È nato dopo Facebook, nel 2006, ma l’evoluzione è stata contemporanea e non citarlo non sarebbe lecito. Si sta ovviamente parlando di Twitter, il social del cinguettio per gli utenti che non han bisogno di perdersi in troppe parole. Nasce con un solo obiettivo: quello di agevolare una comunicazione fast, da SMS, concentrata in 140 caratteri. È un modo forse improprio di fare social, sebbene un social network lo sia nel DNA, piuttosto è una realtà di microblogging così come gli esperti l’hanno ribattezzato. Voluto da Jack Dorsey, ex dipendente Odeo e attuale presidente della società miliardaria, la piattaforma ha raggiunto la popolarità proprio in contrapposizione con Facebook. Due filosofie diverse, due storie diverse, due evoluzioni parallele: una dicotomia destinata a perdurare ed a maturare ulteriormente un dualismo che tende a rendere bipolare l’approccio odierno al social networking (in attesa di Google+, la grande promessa, e senza dimenticare la realtà parallela di LinkedIn).
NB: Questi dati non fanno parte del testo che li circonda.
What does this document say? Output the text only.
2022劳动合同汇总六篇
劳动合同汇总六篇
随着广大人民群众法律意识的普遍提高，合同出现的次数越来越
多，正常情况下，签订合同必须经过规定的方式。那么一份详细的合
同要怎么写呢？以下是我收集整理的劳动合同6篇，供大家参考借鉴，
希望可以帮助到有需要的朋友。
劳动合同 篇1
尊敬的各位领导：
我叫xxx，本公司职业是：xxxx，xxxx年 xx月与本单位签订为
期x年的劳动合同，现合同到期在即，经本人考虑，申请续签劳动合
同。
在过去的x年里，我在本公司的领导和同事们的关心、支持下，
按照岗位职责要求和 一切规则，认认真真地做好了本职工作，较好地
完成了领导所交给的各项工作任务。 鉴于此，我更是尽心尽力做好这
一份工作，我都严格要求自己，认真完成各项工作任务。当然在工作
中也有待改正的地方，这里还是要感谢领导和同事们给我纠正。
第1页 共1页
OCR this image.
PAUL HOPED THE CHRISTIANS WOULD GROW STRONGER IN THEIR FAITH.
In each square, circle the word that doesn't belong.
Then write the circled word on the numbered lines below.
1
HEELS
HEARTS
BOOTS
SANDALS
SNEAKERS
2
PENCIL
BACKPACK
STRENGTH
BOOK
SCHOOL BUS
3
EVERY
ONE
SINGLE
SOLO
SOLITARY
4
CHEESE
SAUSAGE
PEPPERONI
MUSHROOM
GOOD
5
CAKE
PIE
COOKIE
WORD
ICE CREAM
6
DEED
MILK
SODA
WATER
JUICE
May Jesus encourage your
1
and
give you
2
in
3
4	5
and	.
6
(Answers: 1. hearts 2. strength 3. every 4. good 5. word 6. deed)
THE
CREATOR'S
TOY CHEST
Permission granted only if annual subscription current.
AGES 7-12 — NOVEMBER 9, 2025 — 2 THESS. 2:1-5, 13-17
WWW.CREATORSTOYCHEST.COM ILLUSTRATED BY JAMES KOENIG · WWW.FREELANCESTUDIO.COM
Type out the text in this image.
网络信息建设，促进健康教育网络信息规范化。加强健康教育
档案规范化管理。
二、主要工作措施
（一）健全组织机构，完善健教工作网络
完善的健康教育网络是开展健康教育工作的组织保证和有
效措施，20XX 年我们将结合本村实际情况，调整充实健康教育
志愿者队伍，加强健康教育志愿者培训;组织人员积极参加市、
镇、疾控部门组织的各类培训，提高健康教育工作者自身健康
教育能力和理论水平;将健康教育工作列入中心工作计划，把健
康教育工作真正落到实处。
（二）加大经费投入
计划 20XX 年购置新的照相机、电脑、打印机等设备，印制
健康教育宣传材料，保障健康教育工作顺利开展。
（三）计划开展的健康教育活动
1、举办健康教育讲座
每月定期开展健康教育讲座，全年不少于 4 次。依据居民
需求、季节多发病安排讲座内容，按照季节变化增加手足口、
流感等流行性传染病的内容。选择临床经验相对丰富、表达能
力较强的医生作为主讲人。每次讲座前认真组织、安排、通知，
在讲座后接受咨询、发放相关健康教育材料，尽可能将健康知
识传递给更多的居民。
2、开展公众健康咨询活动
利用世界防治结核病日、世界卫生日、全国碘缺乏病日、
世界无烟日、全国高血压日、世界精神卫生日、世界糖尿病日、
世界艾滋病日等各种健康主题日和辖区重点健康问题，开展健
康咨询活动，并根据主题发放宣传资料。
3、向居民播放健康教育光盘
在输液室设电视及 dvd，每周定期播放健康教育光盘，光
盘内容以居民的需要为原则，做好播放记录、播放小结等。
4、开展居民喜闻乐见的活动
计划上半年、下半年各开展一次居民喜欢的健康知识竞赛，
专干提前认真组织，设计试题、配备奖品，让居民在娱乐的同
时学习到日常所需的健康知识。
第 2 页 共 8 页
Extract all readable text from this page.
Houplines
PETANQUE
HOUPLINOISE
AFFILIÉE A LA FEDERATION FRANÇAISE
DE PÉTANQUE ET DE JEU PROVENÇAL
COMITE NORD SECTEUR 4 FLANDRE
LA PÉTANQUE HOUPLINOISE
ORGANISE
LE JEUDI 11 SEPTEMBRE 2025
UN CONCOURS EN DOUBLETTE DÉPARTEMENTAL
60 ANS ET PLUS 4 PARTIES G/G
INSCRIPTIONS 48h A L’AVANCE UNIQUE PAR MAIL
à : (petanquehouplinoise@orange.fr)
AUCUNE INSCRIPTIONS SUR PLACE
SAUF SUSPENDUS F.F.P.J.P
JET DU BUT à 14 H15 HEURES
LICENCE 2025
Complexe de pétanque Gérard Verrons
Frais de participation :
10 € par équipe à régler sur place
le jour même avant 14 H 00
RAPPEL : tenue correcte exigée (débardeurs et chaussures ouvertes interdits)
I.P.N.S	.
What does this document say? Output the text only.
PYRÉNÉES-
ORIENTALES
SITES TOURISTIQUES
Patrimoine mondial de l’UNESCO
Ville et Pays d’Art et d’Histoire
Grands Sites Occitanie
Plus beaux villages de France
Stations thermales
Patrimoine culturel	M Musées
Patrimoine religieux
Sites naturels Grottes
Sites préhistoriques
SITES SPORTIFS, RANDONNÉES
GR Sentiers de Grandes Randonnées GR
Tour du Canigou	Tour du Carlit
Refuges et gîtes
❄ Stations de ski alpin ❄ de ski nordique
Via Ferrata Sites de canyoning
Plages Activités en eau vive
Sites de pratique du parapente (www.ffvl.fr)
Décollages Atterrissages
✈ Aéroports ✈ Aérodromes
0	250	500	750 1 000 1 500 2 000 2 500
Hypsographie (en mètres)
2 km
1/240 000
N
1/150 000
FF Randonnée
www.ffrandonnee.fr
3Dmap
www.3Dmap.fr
Mentre dalle parti di Zuckerberg si parlava principalmente con persone conosciute nel reale – gruppi e pagine arrivarono solo successivamente – su Twitter ci si apriva al mondo. Su Twitter non si parla con gli amici, ma si interagisce con i “follower”, coloro che vogliono tenersi aggiornati con le nostre notizie. E proprio così è diventato ben presto un canale informativo, grazie anche agli hashtag e i loro flussi macrotematici, che la stampa ha ben saputo cavalcare per spargere notizie con il contagocce. Non solo informazione, ma anche tanta e salutare caciara: il cinguettio a suon di hashtag è a oggi la modalità di comunicazione più gettonata dalle celebrity, soprattutto a stelle e strisce, più attive su Twitter che non sul ben più popolato Facebook. E fra queste c’è anche lui, il mitico Tom, tutt’altro che a disagio a cinguettar dalla (ex) concorrenza.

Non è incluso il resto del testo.